Offloading parallel computation tasks from the CPU to the FPGA #
This is the most traditional use case for accelerators: The host application provides source- and destination buffers for the task data, invokes the parallel processing action on the accelerator and continues processing once the action completes. Consequently, this approach requires a transfer of the source data from the host to the FPGA and another transfer of the results back to the host. For the time the FPGA is busy, the host CPU is free to perform other tasks; effectively reducing its load compared to a CPU-only implementation of the workload (off-loading).

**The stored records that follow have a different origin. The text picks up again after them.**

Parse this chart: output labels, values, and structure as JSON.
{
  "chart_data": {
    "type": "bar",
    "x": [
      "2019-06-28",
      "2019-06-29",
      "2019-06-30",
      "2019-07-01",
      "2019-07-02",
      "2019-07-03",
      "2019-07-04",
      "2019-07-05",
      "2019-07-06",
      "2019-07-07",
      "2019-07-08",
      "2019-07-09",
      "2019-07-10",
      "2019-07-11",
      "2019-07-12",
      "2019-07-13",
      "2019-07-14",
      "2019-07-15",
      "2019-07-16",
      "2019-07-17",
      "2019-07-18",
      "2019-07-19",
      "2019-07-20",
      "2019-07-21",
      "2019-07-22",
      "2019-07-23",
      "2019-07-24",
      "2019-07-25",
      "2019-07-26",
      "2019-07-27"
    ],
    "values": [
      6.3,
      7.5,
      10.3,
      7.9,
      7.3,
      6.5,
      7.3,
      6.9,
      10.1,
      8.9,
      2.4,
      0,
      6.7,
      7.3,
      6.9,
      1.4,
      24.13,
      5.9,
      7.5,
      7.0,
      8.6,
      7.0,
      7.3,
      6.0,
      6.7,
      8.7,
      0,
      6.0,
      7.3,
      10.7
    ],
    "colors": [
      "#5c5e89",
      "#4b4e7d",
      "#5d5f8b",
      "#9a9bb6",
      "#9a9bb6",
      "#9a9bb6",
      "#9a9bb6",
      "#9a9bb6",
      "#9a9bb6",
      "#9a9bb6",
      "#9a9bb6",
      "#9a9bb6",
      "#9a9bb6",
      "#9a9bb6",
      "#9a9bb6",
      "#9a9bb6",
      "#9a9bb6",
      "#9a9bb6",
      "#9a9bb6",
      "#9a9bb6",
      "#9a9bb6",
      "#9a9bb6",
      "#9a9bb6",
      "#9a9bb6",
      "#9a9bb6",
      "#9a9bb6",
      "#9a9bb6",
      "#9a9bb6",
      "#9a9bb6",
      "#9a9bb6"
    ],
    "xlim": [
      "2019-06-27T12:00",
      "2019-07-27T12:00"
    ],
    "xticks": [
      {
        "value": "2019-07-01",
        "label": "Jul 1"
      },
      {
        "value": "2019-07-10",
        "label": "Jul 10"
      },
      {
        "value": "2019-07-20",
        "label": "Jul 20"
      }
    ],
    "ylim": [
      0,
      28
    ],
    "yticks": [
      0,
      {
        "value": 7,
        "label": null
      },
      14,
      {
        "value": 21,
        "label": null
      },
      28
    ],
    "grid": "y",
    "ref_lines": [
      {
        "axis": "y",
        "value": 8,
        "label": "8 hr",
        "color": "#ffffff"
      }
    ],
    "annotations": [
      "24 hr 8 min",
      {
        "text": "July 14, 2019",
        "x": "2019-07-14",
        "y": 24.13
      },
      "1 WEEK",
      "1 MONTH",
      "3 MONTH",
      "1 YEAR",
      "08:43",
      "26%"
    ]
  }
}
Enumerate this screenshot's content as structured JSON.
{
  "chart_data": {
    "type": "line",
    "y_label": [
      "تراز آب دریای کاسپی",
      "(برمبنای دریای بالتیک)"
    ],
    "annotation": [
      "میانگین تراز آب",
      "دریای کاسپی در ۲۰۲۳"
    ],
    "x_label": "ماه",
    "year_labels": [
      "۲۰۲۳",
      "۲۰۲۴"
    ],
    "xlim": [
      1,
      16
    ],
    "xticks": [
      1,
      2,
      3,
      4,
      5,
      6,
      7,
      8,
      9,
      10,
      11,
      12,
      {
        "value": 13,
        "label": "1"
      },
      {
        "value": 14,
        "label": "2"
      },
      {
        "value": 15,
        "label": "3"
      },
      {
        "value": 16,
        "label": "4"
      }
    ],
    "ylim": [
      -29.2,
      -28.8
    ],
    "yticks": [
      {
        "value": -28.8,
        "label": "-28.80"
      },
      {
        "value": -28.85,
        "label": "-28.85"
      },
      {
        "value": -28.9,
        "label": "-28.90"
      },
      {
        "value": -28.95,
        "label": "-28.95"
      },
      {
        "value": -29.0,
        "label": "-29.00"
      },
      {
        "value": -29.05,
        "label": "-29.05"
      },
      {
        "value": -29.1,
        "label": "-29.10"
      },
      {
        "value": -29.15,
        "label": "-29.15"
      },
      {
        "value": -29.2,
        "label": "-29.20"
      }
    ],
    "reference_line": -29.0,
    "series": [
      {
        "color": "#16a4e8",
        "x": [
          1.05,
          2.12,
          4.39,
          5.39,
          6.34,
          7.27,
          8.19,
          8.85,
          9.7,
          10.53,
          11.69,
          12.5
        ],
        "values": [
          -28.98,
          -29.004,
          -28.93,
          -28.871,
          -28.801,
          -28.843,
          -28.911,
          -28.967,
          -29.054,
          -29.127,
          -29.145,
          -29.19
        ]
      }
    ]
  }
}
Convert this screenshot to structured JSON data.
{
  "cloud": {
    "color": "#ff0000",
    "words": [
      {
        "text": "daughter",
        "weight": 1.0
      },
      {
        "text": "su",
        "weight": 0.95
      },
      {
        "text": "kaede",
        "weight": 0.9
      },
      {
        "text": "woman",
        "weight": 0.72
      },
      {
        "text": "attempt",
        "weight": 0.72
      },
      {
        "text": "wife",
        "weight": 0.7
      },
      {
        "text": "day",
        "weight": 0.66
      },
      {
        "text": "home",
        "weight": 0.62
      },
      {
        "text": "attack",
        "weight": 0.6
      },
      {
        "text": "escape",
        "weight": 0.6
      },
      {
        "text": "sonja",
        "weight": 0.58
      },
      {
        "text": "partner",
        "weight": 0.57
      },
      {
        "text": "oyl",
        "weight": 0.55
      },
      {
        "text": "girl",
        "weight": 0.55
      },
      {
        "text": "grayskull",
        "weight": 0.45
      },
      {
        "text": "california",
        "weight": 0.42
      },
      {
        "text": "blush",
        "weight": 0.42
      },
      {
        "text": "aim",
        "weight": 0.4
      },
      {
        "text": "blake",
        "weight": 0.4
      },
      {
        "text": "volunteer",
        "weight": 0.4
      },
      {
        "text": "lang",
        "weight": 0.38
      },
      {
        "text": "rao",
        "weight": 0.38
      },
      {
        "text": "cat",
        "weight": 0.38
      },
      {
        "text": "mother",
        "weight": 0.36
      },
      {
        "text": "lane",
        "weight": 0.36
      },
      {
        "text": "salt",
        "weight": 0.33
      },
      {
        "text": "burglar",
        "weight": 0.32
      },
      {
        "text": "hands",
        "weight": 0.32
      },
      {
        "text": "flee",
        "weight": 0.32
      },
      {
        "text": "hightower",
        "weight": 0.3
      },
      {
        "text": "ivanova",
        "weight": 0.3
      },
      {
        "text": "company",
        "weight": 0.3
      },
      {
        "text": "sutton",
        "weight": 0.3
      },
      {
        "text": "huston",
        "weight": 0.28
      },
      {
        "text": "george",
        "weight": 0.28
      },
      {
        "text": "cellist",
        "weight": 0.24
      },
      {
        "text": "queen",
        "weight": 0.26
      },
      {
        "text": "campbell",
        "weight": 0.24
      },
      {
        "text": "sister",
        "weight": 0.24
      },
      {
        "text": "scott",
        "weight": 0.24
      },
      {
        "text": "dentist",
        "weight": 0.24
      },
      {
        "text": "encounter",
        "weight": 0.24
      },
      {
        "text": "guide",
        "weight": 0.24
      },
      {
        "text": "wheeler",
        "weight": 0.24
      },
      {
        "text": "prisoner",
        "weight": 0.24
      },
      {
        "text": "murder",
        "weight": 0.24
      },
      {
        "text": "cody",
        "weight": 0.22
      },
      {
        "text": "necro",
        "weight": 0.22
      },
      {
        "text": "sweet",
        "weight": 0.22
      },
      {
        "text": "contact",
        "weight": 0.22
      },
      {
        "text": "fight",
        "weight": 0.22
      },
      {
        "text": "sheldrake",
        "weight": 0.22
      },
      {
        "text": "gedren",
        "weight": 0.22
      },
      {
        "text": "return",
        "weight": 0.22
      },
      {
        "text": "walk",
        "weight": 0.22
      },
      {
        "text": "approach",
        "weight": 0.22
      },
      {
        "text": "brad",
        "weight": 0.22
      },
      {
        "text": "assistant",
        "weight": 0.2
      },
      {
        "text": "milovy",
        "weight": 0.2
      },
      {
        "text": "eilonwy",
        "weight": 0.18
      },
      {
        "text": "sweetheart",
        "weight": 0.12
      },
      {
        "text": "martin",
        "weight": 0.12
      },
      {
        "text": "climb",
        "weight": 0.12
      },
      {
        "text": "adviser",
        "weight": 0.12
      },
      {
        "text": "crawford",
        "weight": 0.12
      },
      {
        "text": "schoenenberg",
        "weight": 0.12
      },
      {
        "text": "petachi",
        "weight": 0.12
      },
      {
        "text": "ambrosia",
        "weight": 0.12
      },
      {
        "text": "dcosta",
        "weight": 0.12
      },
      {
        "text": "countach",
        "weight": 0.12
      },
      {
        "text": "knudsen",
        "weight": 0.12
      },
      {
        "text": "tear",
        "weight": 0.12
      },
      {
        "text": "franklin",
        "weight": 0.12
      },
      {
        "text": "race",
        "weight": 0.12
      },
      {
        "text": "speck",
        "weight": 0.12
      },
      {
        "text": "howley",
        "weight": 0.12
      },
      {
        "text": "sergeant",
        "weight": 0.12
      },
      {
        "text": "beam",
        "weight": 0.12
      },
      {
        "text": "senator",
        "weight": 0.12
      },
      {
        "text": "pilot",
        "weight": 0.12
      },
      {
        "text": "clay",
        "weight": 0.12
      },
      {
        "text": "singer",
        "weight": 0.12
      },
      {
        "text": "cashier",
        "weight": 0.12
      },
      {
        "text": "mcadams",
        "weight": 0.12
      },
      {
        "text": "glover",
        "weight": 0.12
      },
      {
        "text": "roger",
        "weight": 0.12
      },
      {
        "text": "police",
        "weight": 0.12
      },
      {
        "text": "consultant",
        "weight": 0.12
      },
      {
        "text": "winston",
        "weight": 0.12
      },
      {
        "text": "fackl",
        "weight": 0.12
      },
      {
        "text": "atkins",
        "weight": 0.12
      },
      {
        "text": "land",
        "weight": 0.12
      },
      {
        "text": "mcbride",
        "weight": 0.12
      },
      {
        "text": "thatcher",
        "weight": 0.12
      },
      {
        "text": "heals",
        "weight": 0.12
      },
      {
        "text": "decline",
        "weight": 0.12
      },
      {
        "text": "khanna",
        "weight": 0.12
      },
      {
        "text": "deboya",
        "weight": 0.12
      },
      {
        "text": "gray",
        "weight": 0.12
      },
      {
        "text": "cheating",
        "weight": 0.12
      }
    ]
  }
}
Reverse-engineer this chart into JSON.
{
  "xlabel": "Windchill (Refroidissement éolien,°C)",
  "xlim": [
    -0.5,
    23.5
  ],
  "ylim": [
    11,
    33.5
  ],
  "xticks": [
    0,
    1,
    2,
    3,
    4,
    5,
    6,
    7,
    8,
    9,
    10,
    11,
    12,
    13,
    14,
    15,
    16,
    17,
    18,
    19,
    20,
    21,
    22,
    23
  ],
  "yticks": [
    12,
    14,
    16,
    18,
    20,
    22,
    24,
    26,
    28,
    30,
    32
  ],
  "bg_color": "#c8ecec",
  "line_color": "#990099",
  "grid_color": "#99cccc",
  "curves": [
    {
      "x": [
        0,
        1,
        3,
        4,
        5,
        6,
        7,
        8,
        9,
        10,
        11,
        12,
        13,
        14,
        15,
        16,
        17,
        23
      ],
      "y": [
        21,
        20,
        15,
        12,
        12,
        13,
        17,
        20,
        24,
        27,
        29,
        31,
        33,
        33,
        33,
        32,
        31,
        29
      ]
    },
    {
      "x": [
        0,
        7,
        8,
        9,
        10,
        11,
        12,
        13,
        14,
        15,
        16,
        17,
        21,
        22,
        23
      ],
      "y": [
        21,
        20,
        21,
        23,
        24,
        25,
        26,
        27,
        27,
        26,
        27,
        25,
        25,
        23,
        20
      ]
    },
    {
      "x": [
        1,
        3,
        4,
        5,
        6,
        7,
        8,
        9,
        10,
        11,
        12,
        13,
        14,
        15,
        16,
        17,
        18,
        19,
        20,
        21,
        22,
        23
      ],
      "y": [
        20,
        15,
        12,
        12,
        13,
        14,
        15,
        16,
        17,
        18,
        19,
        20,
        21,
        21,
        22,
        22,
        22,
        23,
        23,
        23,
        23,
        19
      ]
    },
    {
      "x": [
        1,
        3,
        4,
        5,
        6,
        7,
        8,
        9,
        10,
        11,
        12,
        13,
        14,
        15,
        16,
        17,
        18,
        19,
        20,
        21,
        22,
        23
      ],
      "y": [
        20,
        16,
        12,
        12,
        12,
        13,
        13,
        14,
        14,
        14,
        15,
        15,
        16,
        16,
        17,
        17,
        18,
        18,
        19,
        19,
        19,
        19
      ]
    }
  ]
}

Real-world benefits of this approach are however limited by the effective data bandwidth that the underlying bus (e.g. PCIe) supports. Application scenarios should focus on throughput instead of latency (which the CPU is optimized for, with its caches and prefetchers). As a prerequisite, parallelizable application procedures have to be identified and isolated, which can be difficult depending on the use case. Once implemented, the possible performance gains are likely to improve over time because, in contrast to CPUs, GPUs and FPGAs are still expected to significantly increase their computation power per watt over new hardware generations ( Dennard scaling).
Examples: Machine Learning, Genomic algorithms, Erasure Code offload, Deep Computation
Transforming data before it is sent to network or storage #
Depending on the hardware capabilities of the FPGA (i.e. integrated network or storage adapters; on-chip non-volatile memory) this paradigm can be used to transform streaming data directly on the FPGA. Furthermore, CPU load is reduced by taking over I/O operations such as communication with network devices over certain protocols. Application examples include encryption and compression algorithms as well as adding an erasure code prior to sending data to network or storage.
Transforming or filtering data received from network or storage #
The same technique as above can also be applied in the inverse direction: Communication with external devices is handled by the FPGA and incoming data streams can be pre-processed and filtered. Examples: Video Analytics, Deep Packet Inspection (DPI) and Video Encoding (H.265).
Aggregating data received from multiple external sources #
If large amounts of data are received from various different sources, the Ingress paradigm can be extended to become a funnel: This scenario is especially interesting when the combined input bandwidth of all connected external sources is greater than the available bandwidth from the FPGA to the CPU (otherwise: ‘drips into the funnel’). One application example could be to pre-filter or pre-aggregate incoming sensor data to reduce the amount of data that needs to be transferred via PCIe buses to the CPU. Further use cases include database searches, joins, intersections, and merges.